Northern Ireland’s flag, known as the Ulster Banner, has a red cross on a white background with a crowned six-pointed star and red hand at the centre.
BBC Breakfast blunder: The Republic of Ireland’s flag has an orange, white and green stripe
On Twitter, fans of the show fumed over the mistake including one user who couldn’t believe “the biggest broadcaster in the UK” made such an error.
The individual wrote: “You would think the ability to use the correct flag for one slice of the UK wouldn’t be too much of a problem.
“You’ve insulted 1.8 million people.
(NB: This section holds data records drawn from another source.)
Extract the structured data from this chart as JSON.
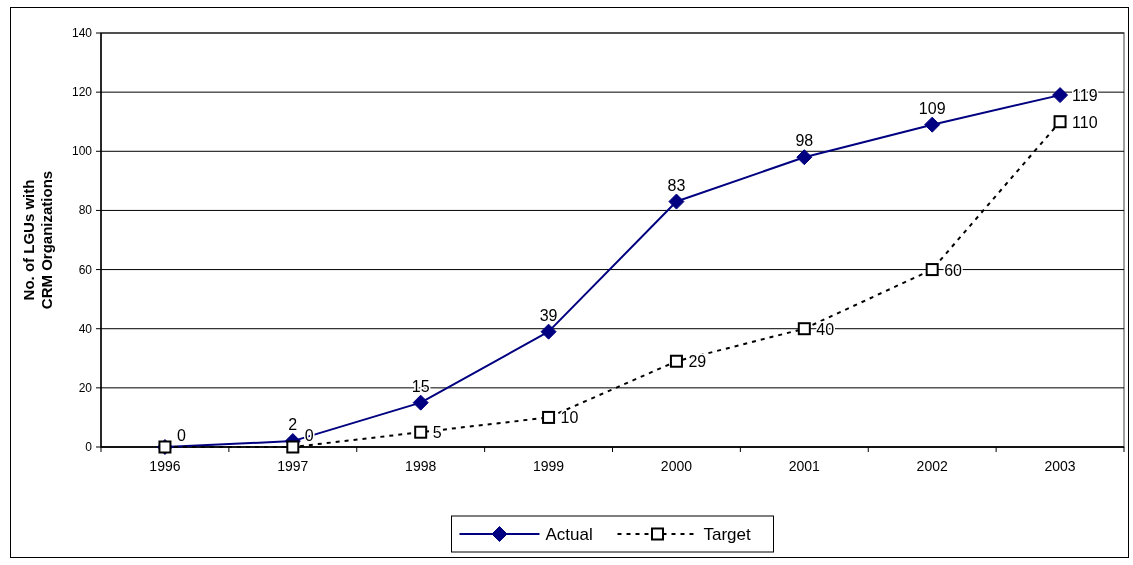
{
  "chart_data": {
    "type": "line",
    "ylabel": "No. of LGUs with\nCRM Organizations",
    "categories": [
      "1996",
      "1997",
      "1998",
      "1999",
      "2000",
      "2001",
      "2002",
      "2003"
    ],
    "series": [
      {
        "name": "Actual",
        "color": "#000080",
        "values": [
          0,
          2,
          15,
          39,
          83,
          98,
          109,
          119
        ],
        "value_labels": [
          null,
          "2",
          "15",
          "39",
          "83",
          "98",
          "109",
          "119"
        ],
        "marker": "diamond",
        "line_style": "solid"
      },
      {
        "name": "Target",
        "color": "#000000",
        "values": [
          0,
          0,
          5,
          10,
          29,
          40,
          60,
          110
        ],
        "value_labels": [
          "0",
          "0",
          "5",
          "10",
          "29",
          "40",
          "60",
          "110"
        ],
        "marker": "square",
        "line_style": "dashed"
      }
    ],
    "ylim": [
      0,
      140
    ],
    "yticks": [
      0,
      20,
      40,
      60,
      80,
      100,
      120,
      140
    ],
    "grid": "y",
    "legend": "bottom"
  }
}
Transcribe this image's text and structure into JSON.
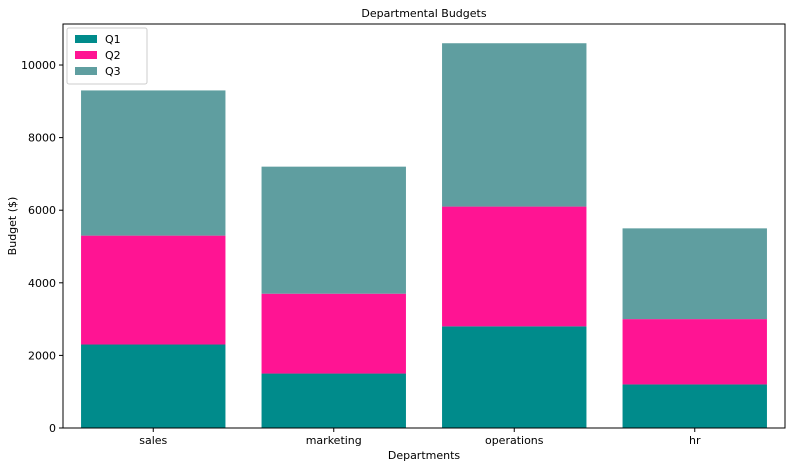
{
  "chart_data": {
    "type": "bar",
    "stacked": true,
    "title": "Departmental Budgets",
    "xlabel": "Departments",
    "ylabel": "Budget ($)",
    "categories": [
      "sales",
      "marketing",
      "operations",
      "hr"
    ],
    "series": [
      {
        "name": "Q1",
        "color": "#008b8b",
        "values": [
          2300,
          1500,
          2800,
          1200
        ]
      },
      {
        "name": "Q2",
        "color": "#ff1493",
        "values": [
          3000,
          2200,
          3300,
          1800
        ]
      },
      {
        "name": "Q3",
        "color": "#5f9ea0",
        "values": [
          4000,
          3500,
          4500,
          2500
        ]
      }
    ],
    "ylim": [
      0,
      11130
    ],
    "yticks": [
      0,
      2000,
      4000,
      6000,
      8000,
      10000
    ],
    "grid": false,
    "legend_position": "top-left"
  }
}
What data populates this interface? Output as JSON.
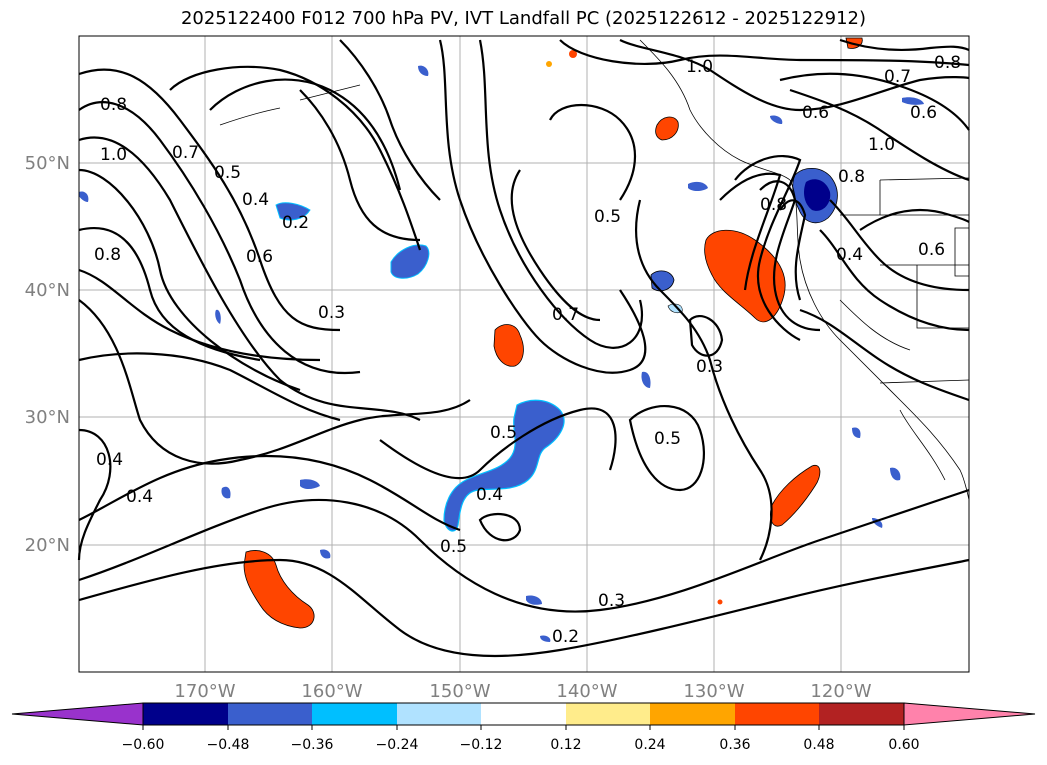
{
  "title": "2025122400 F012 700 hPa PV, IVT Landfall PC (2025122612 - 2025122912)",
  "map": {
    "lat_labels": [
      "50°N",
      "40°N",
      "30°N",
      "20°N"
    ],
    "lon_labels": [
      "170°W",
      "160°W",
      "150°W",
      "140°W",
      "130°W",
      "120°W"
    ],
    "contour_labels": [
      {
        "text": "1.0"
      },
      {
        "text": "0.7"
      },
      {
        "text": "0.8"
      },
      {
        "text": "0.6"
      },
      {
        "text": "0.6"
      },
      {
        "text": "1.0"
      },
      {
        "text": "0.8"
      },
      {
        "text": "0.8"
      },
      {
        "text": "1.0"
      },
      {
        "text": "0.7"
      },
      {
        "text": "0.5"
      },
      {
        "text": "0.4"
      },
      {
        "text": "0.2"
      },
      {
        "text": "0.6"
      },
      {
        "text": "0.8"
      },
      {
        "text": "0.3"
      },
      {
        "text": "0.5"
      },
      {
        "text": "0.7"
      },
      {
        "text": "0.8"
      },
      {
        "text": "0.4"
      },
      {
        "text": "0.6"
      },
      {
        "text": "0.3"
      },
      {
        "text": "0.5"
      },
      {
        "text": "0.5"
      },
      {
        "text": "0.4"
      },
      {
        "text": "0.4"
      },
      {
        "text": "0.4"
      },
      {
        "text": "0.5"
      },
      {
        "text": "0.3"
      },
      {
        "text": "0.2"
      }
    ]
  },
  "colorbar": {
    "ticks": [
      "−0.60",
      "−0.48",
      "−0.36",
      "−0.24",
      "−0.12",
      "0.12",
      "0.24",
      "0.36",
      "0.48",
      "0.60"
    ],
    "colors": [
      "#9932CC",
      "#00008B",
      "#3A5FCD",
      "#00BFFF",
      "#B0E2FF",
      "#FFFFFF",
      "#FFEC8B",
      "#FFA500",
      "#FF4500",
      "#B22222",
      "#FF82AB"
    ]
  }
}
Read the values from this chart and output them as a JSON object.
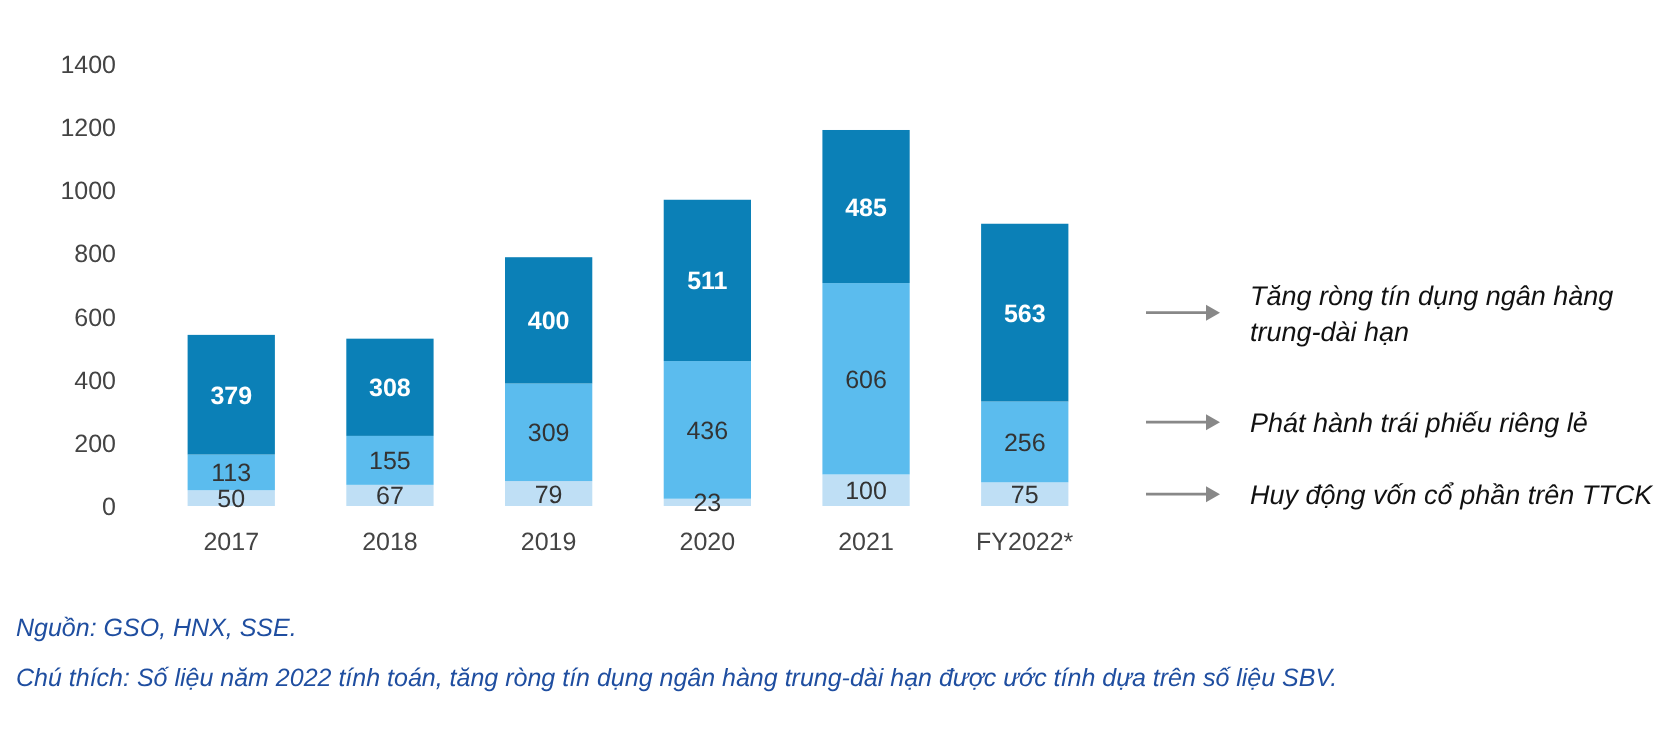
{
  "chart_data": {
    "type": "bar",
    "stacked": true,
    "categories": [
      "2017",
      "2018",
      "2019",
      "2020",
      "2021",
      "FY2022*"
    ],
    "series": [
      {
        "name": "Huy động vốn cổ phần trên TTCK",
        "color": "#bfdff5",
        "values": [
          50,
          67,
          79,
          23,
          100,
          75
        ]
      },
      {
        "name": "Phát hành trái phiếu riêng lẻ",
        "color": "#5bbcee",
        "values": [
          113,
          155,
          309,
          436,
          606,
          256
        ]
      },
      {
        "name": "Tăng ròng tín dụng ngân hàng trung-dài hạn",
        "color": "#0b80b7",
        "values": [
          379,
          308,
          400,
          511,
          485,
          563
        ]
      }
    ],
    "ylim": [
      0,
      1400
    ],
    "yticks": [
      0,
      200,
      400,
      600,
      800,
      1000,
      1200,
      1400
    ],
    "grid": false,
    "legend": "right",
    "data_labels": true,
    "annotations": [
      "Nguồn: GSO, HNX, SSE.",
      "Chú thích: Số liệu năm 2022 tính toán, tăng ròng tín dụng ngân hàng trung-dài hạn được ước tính dựa trên số liệu SBV."
    ]
  }
}
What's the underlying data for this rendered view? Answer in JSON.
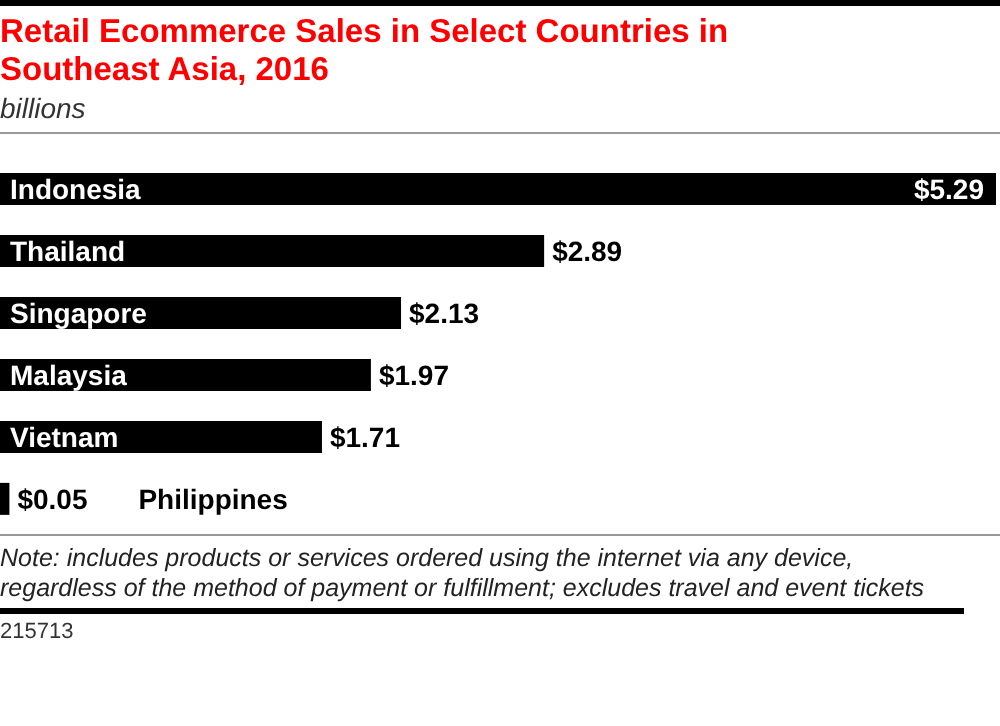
{
  "chart_data": {
    "type": "bar",
    "orientation": "horizontal",
    "title": "Retail Ecommerce Sales in Select Countries in Southeast Asia, 2016",
    "subtitle": "billions",
    "categories": [
      "Indonesia",
      "Thailand",
      "Singapore",
      "Malaysia",
      "Vietnam",
      "Philippines"
    ],
    "values": [
      5.29,
      2.89,
      2.13,
      1.97,
      1.71,
      0.05
    ],
    "value_labels": [
      "$5.29",
      "$2.89",
      "$2.13",
      "$1.97",
      "$1.71",
      "$0.05"
    ],
    "color": "#000000",
    "annotations": [
      "Note: includes products or services ordered using the internet via any device, regardless of the method of payment or fulfillment; excludes travel and event tickets",
      "215713"
    ]
  }
}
Clarification and an on-air apology for this blunder.”
At the end of the BBC Breakfast report, which aired in September last year, Naga commented on the slip-up.
Naga Munchetty has been on BBC news shows, including BBC Breakfast, for around more than a decade
She said: “Just before we go, we would like to apologise for a mistake we made earlier in the programme… we mistakenly showed the wrong flag for Northern Ireland.”
Northern Ireland’s First Minister Arlene Foster demanded an investigation into how the mistake happened and the DUP called it “disgraceful”.
At the time, the BBC told the Belfast Telegraph that “human error” was responsible for the “incorrect flag” being used and noted that they had “apologised on-air” for the mistake.
BBC Breakfast airs from 6am on BBC One.